This was originally written as a LinkedIn post by ICG member Hanna Chalmers.
All thoughts are the author’s own – the ICG is apolitical and reflects the wide range of views of its individual members.
Cultural nostalgia has been ceded to the Far Right, reclaiming it requires a new approach. Reclaiming it requires the skills of people that actually live within British mainstream culture rather than awkwardly performing it from the outside.
Last week Arsenal won their first Premier League title in 22 years. 120,000 people turned up spontaneously outside the Emirates and celebrated until 5am. Last night the party continued with more crowds gathering – as someone said on a local news report – ‘It felt like Carnival!’. The footage reminds us how indelibly multicultural and diverse London is.
https://www.instagram.com/reels/DYwcuEFoTVj/
I’m from Holloway, home of the Arsenal. Holloway was always very Irish and Greek Cypriot but also Afro-Caribbean and Turkish – the fruit and veg shops on the Seven Sisters attested to that. As teenagers we all grew up together, smoked on the Heath, drove in tiny cars round the North Circular to raves in liminal outer London. I now live in that outer London, an Essex postcode, golf course at the end of the road, Epping Forest beyond. And far more multi-cultural than people might imagine. In our ward two weeks ago, neither Reform or the Greens got a look in, we remained staunchly Tory. It’s a peaceful, pretty, unremarkable corner of a huge global city.
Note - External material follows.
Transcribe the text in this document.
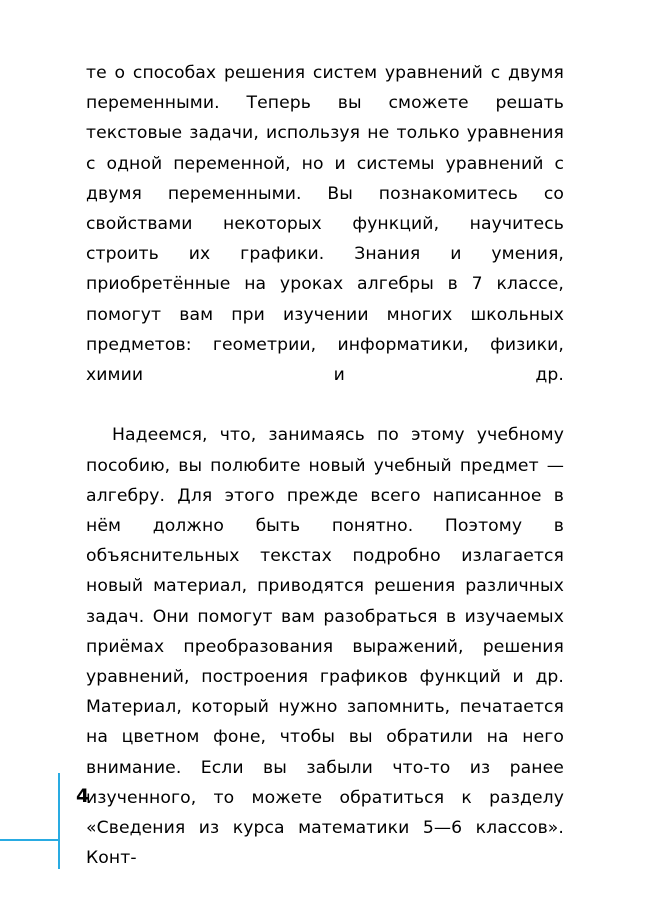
те о способах решения систем уравнений с двумя переменными. Теперь вы сможете решать текстовые задачи, используя не только уравнения с одной переменной, но и системы уравнений с двумя переменными. Вы познакомитесь со свойствами некоторых функций, научитесь строить их графики. Знания и умения, приобретённые на уроках алгебры в 7 классе, помогут вам при изучении многих школьных предметов: геометрии, информатики, физики, химии и др.

Надеемся, что, занимаясь по этому учебному пособию, вы полюбите новый учебный предмет — алгебру. Для этого прежде всего написанное в нём должно быть понятно. Поэтому в объяснительных текстах подробно излагается новый материал, приводятся решения различных задач. Они помогут вам разобраться в изучаемых приёмах преобразования выражений, решения уравнений, построения графиков функций и др. Материал, который нужно запомнить, печатается на цветном фоне, чтобы вы обратили на него внимание. Если вы забыли что-то из ранее изученного, то можете обратиться к разделу «Сведения из курса математики 5—6 классов». Конт-

4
This vision of London—the real one, from the edges to the centre—is what enrages the far right. Sadiq Khan is a lightning rod because he epitomises embedded, multi-generational, multicultural London. What it actually means to be a Londoner.
That fury has spawned a social media assault. Endless anonymous accounts posting videos of a London unrecognisable to those of us who live here. A city stripped of joy and community, replaced with racist tropes and rage.
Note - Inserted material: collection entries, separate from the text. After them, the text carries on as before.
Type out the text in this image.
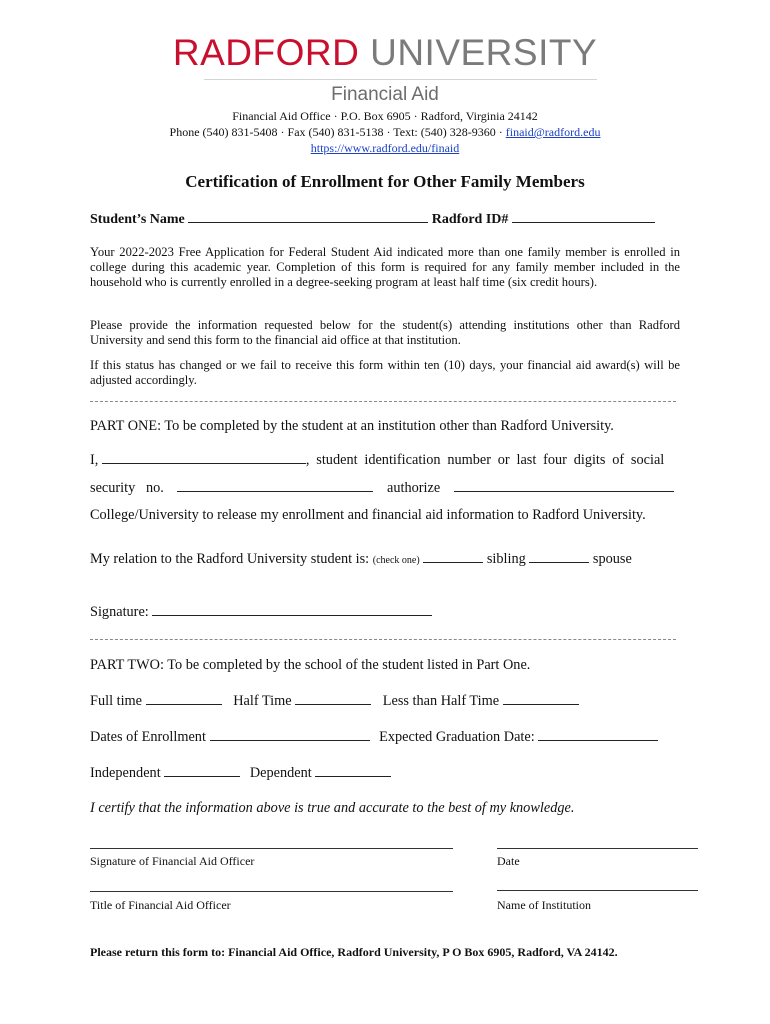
RADFORD UNIVERSITY
Financial Aid
Financial Aid Office · P.O. Box 6905 · Radford, Virginia 24142
Phone (540) 831-5408 · Fax (540) 831-5138 · Text: (540) 328-9360 · finaid@radford.edu
https://www.radford.edu/finaid
Certification of Enrollment for Other Family Members
Student’s Name	Radford ID#
Your 2022-2023 Free Application for Federal Student Aid indicated more than one family member is enrolled in college during this academic year. Completion of this form is required for any family member included in the household who is currently enrolled in a degree-seeking program at least half time (six credit hours).
Please provide the information requested below for the student(s) attending institutions other than Radford University and send this form to the financial aid office at that institution.
If this status has changed or we fail to receive this form within ten (10) days, your financial aid award(s) will be adjusted accordingly.
PART ONE: To be completed by the student at an institution other than Radford University.
I,	, student identification number or last four digits of social
security   no.	authorize
College/University to release my enrollment and financial aid information to Radford University.
My relation to the Radford University student is: (check one)	sibling	spouse
Signature:
PART TWO: To be completed by the school of the student listed in Part One.
Full time	Half Time	Less than Half Time
Dates of Enrollment	Expected Graduation Date:
Independent	Dependent
I certify that the information above is true and accurate to the best of my knowledge.
Signature of Financial Aid Officer	Date
Title of Financial Aid Officer	Name of Institution
Please return this form to: Financial Aid Office, Radford University, P O Box 6905, Radford, VA 24142.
But the campaign is not working as well as they’d like. So much of this version of London is deeply at odds with what we know to be true. More people—even Piers Morgan—preferred the scenes outside the Emirates to the much smaller Unite the Kingdom rally two weeks before.
While extremist accounts amplify hate-filled nostalgia for a “native” Britain that mostly never existed, thousands of other social media accounts quietly celebrate the rituals of everyday British life. The estate you grew up on, your neighbourhood, your school, your manor.
Shared not as grievance but as memory—unifying and pleasurable.
https://www.facebook.com/groups/282402631340116/permalink/913788064868233/
Where is the progressive counter-narrative that taps into this?
As I’ve written about before, the Far Right understands how to key into culture and nostalgia. Liberal/progressive UK strategists seem to lack the instinct entirely. Their attempts are often crude, tone-deaf, and even offensive to the people they’re trying to reach. It looks like the digital teams running these campaigns don’t really understand—or love—British culture…The image the Labour Party posted of Keir Starmer with some Tunnocks and a can of Irn Bru on Burns Night was a particular low…
https://www.instagram.com/p/DT7zgA9iKT4/?hl=en
But this is a serious problem for those of us, the quiet majority, who don’t want to live in a country fuelled by hate and rage.
There are ways to engage with what I’d call “positive nostalgia”—nostalgia designed not to pit people against one another but to celebrate what we were and still are. And it requires different ways of working. Not a narrow team of social media managers looking in at British culture from the outside.
In the music and the entertainment industry, where I have a background, we worked with “street teams”—people who were part of the culture, not observers of it. That’s what progressive politics needs now. People of all ages and backgrounds. Actual Facebook users who enjoy being on it. People who share one thing: they don’t want to live in a far-right country. This more participatory approach would ensure content was rooted in real community life, real memories and not just horribly generic and cynical.
There is a lot to be celebrated about being British, or about being a Londoner, but no one at a political level really harnessing and telling that story. I’d argue that the Greens are, as yet, not good enough at speaking beyond their core (left wing alienated Labour voters).
It’s sickening to see London presented to the world in a way that simply isn’t true. It’s up to us to reclaim the story of what we are, what we’ve been, and what we want to be.